FIG. 2 is a schematic cross-sectional view showing the configuration of a measuring device used for measuring airflow resistance, which is one of the properties exhibited by the absorbent and the water absorbent resin according to the present invention.

FIG. 3 is a schematic sectional view showing a configuration of a measuring device used for measuring an absorption capacity under pressure, which is one of the performances of the absorbent article according to the present invention.

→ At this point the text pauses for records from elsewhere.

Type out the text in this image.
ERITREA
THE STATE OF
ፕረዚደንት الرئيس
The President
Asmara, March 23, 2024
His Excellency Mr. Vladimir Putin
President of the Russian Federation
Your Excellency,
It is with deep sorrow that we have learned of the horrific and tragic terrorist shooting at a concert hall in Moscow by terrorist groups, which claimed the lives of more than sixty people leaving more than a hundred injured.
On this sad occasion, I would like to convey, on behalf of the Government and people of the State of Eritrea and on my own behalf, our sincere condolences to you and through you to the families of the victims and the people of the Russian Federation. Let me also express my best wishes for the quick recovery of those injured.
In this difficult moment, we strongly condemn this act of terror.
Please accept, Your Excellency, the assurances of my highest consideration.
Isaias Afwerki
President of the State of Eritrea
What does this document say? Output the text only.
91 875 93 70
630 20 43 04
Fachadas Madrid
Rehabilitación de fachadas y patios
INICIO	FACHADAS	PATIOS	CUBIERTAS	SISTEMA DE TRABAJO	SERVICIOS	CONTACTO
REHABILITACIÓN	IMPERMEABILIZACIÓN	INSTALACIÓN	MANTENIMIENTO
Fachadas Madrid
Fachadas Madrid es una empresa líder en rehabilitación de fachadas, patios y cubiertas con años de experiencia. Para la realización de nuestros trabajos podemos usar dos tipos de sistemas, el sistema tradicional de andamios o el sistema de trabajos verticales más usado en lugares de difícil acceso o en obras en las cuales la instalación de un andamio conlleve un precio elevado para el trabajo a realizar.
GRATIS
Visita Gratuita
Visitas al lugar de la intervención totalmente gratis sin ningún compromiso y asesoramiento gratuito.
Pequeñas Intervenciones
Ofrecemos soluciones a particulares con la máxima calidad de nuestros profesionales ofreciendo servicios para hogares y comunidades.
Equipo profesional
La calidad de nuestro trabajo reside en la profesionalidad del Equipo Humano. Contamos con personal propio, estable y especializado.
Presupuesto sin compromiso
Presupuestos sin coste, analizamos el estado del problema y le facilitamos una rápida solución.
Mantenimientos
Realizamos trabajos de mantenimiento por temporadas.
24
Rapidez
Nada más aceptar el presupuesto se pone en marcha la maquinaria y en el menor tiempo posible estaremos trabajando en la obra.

FIG. 4 is a schematic cross-sectional view showing a configuration of a measuring unit in the measuring device shown in FIG.

[Explanation of symbols]

 DESCRIPTION OF SYMBOLS 1 Balance 2 Container 3 External air suction pipe 4 Pipe 5 Measurement part 11 Water-absorbing resin 12 Physiological saline 13 Absorber 21 Air permeability tester 22 Cell part 23 Cell set 35 Measurement part

──────────────────────────────────────────────────続 き Continued on the front page (51) Int.Cl. ⁷ Identification symbol FI Theme coat ゛ (Reference) A61L 15/60 (72) Inventor Ishi ▲ Saki ▼ Kunihiko 992 Nishioki, Akihama-ku, Aboshi-ku, Himeji-shi, Hyogo 1 Co., Ltd. F term in Nippon Shokubai (reference) 3B029 BA04 BA15 BA17 4C003 AA23 CA06 GA02 4C098 AA09 CC02 CC10 DD01 DD24 DD25 DD26 DD27 DD28 DD30

Claims (5)

[Claims] (1) 2.0 KP when physiological saline is absorbed
the absorption capacity under pressure at a is 24 g / g or more, and
An absorbent body, wherein a ventilation resistance under a pressure of 4.9 kPa in a wet state is 50 kPa · sec / m or less. 2. An absorbent layer comprising the absorbent according to claim 1, a liquid permeable sheet, and a gas flow resistance of 1 kPa · sec /.
a liquid-impervious sheet in a range of not less than m and not more than 50 kPa · sec / m, wherein the absorbent layer is disposed between the two sheets. 3. The air flow resistance under pressure at 4.9 kPa in a wet state is 250 kPa · sec / m or less, and the absorption capacity under no pressure when absorbing physiological saline is 32 g / m 2.
g or more and when physiological saline is absorbed.
A water-absorbent resin having an absorption capacity under pressure at 0 kPa of 32 g / g or more and having a particle shape with a weight average particle size of 430 μm or more. 4. An air-flow resistance under a pressure of 4.9 kPa in a wet state is 250 kPa · sec / m or less, and an absorption capacity under a non-pressure when absorbing physiological saline is 34 g / cm 2.
g, and the amount of water-soluble component is 18% by weight or less. 5. An airflow resistance under a pressure of 4.9 kPa in a wet state is not more than 250 kPa · sec / m, and an absorption capacity under a pressure of 2.0 kPa when a physiological saline solution is absorbed is 34 g / g. And the amount of water-soluble components is 18
A water-absorbing resin, which is not more than weight%.